The Counterparty only acquires any rights and powers concerning the IP Material that result from the Agreement and/or are explicitly granted in writing;

The Counterparty is not permitted to transfer any acquired rights or powers concerning the IP Material to third parties without prior written consent from Sportanen;

The Counterparty is not allowed to remove or alter any markings of intellectual property rights, such as copyrights, trademark rights, or trade names, from the IP Material unless otherwise agreed;

Sportanen is allowed to take technical measures to protect the IP Material. If Sportanen has protected the IP Material with technical measures, the Counterparty is not allowed to remove or bypass this protection;

Any exploitation, reproduction, use, or disclosure by the Counterparty of the IP Material outside the scope of the Agreement or granted rights and powers will be considered a violation of Sportanen's intellectual property rights;

No violation of intellectual property rights will occur if the Counterparty has received explicit written permission from Sportanen to exploit, reproduce, use, or disclose the IP Material outside the scope of the Agreement or granted rights and powers;

All IP Material developed by Sportanen for the execution of the Agreement can be used by Sportanen for its own promotional purposes unless otherwise agreed with the Counterparty.

Privacy:


Sportanen respects the privacy of the Counterparty. Sportanen handles and processes all personal data provided to it in accordance with applicable legislation, particularly the General Data Protection Regulation (GDPR). The Counterparty agrees to this processing. Sportanen uses appropriate security measures to protect the Counterparty's personal data;

Sportanen uses the Counterparty’s personal data exclusively within the scope of executing the Agreement or handling a complaint;

If, based on legal provisions or a court ruling, Sportanen is required to provide confidential information to third parties designated by law or the competent court, and Sportanen cannot invoke any legal privilege, Sportanen is not obliged to provide compensation or indemnity. Additionally, the Counterparty is not entitled to terminate the Agreement due to any damage resulting from this;

For more information on privacy, the Counterparty is referred to Sportanen's Privacy Policy, which can be viewed on Sportanen's website.

Statute of Limitations:


For all claims and/or rights the Counterparty may have against Sportanen and/or third parties engaged by Sportanen, a limitation period of one year applies, starting from the moment a fact occurs that allows the Counterparty to assert such rights or powers against Sportanen and/or the third parties engaged by Sportanen.

Assignment:


The Counterparty is not permitted to transfer any rights or obligations arising from the Agreement to third parties without prior written consent from Sportanen;

Sportanen has the right to impose conditions on this consent.

Survival of Provisions:


The provisions of the General Terms and Conditions and the Agreement that, by their nature, are intended to remain in effect after the termination of the Agreement, will continue to bind the parties even after termination.

Miscellaneous:


Any deviations from these General Terms and Conditions can only be agreed upon in writing. Such deviations cannot be used as a basis for claims in future legal relationships.

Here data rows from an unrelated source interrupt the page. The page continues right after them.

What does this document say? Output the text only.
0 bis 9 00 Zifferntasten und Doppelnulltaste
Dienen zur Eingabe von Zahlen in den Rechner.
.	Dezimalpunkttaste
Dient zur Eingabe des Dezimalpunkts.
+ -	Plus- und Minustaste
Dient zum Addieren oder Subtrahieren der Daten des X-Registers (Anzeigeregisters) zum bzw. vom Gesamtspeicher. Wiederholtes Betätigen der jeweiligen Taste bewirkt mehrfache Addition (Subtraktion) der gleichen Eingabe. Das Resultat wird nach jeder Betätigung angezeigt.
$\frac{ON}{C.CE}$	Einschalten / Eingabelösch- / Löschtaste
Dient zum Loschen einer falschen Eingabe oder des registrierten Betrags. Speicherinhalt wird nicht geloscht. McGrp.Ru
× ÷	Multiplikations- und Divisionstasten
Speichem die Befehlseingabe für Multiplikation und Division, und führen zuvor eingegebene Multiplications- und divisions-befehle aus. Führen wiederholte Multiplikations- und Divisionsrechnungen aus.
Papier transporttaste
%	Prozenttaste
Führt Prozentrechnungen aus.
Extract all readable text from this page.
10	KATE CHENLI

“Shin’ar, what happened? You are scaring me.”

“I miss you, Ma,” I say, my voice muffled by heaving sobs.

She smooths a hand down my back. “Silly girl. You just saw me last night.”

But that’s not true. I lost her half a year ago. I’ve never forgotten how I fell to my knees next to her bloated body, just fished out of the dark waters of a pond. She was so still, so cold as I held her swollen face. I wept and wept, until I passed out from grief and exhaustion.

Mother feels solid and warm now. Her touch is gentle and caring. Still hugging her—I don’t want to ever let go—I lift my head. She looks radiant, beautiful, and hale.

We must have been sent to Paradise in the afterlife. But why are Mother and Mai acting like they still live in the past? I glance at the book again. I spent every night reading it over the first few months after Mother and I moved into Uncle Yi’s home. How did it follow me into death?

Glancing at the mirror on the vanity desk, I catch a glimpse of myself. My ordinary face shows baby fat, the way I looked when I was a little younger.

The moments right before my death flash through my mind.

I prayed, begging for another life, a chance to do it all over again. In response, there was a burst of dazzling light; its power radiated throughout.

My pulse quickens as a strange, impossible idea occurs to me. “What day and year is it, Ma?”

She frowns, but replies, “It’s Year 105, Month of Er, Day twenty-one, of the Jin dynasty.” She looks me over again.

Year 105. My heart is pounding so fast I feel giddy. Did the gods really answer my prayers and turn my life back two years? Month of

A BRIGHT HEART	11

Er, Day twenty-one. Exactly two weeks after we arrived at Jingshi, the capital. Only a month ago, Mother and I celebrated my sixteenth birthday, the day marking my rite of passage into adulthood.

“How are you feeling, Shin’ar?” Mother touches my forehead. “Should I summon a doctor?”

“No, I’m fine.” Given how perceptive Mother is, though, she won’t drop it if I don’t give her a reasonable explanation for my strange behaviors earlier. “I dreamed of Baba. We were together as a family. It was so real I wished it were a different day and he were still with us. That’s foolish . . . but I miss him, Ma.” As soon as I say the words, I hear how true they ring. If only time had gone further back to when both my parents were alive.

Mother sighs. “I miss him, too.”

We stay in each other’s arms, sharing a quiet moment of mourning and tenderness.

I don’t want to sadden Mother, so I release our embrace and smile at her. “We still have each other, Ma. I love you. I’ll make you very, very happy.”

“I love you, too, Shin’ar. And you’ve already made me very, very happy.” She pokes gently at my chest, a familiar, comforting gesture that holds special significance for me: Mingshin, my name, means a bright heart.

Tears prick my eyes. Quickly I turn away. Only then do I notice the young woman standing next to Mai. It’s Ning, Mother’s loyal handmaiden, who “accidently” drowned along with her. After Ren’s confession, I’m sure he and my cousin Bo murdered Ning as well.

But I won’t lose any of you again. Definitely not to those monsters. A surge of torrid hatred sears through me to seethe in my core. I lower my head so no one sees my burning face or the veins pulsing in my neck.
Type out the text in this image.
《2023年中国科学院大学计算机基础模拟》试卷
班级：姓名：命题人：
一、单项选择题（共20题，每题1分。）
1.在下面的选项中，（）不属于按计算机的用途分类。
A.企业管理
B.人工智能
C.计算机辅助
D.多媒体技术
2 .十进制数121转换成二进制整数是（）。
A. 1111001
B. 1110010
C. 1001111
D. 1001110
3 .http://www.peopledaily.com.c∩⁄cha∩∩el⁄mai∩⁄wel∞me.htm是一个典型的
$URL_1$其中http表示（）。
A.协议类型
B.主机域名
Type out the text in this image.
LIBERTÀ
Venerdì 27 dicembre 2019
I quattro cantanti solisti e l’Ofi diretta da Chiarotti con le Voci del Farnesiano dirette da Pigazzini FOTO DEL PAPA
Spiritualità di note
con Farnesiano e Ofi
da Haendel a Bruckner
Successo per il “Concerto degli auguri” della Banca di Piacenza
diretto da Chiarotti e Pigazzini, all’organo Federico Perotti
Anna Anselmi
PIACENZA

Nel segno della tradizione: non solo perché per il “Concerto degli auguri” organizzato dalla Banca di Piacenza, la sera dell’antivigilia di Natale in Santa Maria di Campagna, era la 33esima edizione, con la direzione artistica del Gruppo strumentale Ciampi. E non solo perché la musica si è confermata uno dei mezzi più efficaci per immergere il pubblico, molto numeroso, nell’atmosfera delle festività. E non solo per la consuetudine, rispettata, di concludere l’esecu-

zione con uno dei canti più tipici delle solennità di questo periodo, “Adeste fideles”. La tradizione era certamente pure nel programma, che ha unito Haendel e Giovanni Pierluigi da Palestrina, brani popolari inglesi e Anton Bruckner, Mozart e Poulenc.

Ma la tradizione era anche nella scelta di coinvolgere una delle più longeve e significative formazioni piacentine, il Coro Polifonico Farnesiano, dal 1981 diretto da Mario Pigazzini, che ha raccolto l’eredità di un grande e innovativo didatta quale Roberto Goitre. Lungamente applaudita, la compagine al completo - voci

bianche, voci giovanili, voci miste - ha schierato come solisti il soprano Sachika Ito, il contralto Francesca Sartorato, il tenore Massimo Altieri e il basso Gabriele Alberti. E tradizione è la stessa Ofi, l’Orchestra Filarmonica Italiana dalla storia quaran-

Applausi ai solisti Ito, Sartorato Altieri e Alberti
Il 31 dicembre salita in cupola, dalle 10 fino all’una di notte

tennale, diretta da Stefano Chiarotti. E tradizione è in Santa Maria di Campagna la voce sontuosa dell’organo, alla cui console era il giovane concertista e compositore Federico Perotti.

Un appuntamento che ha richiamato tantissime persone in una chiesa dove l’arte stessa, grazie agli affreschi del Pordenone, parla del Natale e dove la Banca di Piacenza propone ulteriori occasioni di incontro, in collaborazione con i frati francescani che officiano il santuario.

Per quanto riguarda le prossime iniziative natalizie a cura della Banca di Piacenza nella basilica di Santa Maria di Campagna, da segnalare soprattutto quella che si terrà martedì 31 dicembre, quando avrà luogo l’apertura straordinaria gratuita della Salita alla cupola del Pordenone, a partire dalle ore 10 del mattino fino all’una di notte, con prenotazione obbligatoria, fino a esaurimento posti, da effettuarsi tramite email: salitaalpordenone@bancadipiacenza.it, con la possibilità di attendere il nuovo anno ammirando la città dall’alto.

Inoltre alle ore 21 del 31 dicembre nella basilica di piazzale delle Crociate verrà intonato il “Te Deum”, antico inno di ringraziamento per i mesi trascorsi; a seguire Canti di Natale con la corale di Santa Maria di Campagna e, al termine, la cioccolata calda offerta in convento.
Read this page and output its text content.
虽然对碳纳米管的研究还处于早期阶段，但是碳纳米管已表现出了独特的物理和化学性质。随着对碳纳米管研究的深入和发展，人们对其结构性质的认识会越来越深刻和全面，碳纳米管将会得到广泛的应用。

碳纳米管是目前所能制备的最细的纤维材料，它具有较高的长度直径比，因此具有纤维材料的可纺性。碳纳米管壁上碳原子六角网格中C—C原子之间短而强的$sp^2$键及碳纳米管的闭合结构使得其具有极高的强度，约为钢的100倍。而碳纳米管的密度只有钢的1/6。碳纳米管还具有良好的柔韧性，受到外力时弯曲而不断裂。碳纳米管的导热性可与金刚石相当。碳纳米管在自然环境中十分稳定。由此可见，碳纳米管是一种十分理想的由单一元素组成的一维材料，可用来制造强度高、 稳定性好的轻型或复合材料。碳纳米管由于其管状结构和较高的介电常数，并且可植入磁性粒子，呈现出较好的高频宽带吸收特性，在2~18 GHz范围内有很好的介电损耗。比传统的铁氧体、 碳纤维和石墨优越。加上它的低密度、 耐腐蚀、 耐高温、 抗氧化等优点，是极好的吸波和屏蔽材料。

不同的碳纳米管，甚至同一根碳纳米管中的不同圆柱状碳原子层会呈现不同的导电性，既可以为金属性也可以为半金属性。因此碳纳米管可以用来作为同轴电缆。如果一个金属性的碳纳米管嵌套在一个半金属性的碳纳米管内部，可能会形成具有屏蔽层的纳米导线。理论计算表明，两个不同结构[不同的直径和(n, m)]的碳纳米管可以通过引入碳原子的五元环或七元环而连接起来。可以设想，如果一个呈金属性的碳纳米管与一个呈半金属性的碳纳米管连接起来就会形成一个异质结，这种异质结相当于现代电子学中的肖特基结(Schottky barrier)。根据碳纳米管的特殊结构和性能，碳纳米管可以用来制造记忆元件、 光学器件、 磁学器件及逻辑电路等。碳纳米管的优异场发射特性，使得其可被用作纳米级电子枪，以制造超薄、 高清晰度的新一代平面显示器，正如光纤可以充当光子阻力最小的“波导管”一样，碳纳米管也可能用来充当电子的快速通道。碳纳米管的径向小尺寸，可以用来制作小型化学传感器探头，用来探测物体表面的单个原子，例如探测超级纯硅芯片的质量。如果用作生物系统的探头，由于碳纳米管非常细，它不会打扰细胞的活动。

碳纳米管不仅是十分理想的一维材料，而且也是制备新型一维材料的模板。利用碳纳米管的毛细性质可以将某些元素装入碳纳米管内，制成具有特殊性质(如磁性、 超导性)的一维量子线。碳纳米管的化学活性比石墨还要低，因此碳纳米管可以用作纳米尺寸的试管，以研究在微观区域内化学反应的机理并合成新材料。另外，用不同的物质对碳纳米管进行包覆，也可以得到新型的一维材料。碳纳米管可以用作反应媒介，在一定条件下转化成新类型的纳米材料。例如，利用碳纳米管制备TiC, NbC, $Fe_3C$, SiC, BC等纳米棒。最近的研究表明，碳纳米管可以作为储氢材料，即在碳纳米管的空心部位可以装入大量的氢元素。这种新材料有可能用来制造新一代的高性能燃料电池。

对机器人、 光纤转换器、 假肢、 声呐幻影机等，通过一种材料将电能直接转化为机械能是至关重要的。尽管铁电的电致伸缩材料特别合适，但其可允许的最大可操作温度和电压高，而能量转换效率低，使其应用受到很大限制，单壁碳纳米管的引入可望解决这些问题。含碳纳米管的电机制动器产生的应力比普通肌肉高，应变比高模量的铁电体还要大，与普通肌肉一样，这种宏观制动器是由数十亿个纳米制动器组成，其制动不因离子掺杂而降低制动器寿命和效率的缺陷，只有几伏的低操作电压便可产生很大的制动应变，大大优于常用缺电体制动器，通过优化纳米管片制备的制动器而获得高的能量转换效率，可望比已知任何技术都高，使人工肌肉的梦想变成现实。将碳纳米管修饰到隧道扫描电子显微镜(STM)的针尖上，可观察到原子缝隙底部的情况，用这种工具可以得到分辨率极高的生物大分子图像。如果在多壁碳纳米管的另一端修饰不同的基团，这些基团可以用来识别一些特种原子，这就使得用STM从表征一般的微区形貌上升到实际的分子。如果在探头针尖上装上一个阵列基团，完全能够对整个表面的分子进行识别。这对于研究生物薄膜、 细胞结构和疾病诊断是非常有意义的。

A copy of such deviations will be added as an addendum to the initial Agreement;

The records of Sportanen, unless proven otherwise, will serve as evidence of requests made by the Counterparty. The Counterparty acknowledges that electronic/telephone communication may serve as evidence;

If any provision of the General Terms and Conditions is declared void or annulled, the remaining provisions will remain in full effect. Sportanen will then establish a new provision to replace the void/annulled provision, taking into account the intent of the original provision as much as possible;

The place of execution of the Agreement is deemed to be the location where Sportanen is established.

Applicable Law and Jurisdiction:


All Agreements, General Terms and Conditions, and any non-contractual rights and obligations arising therefrom are governed by Dutch law.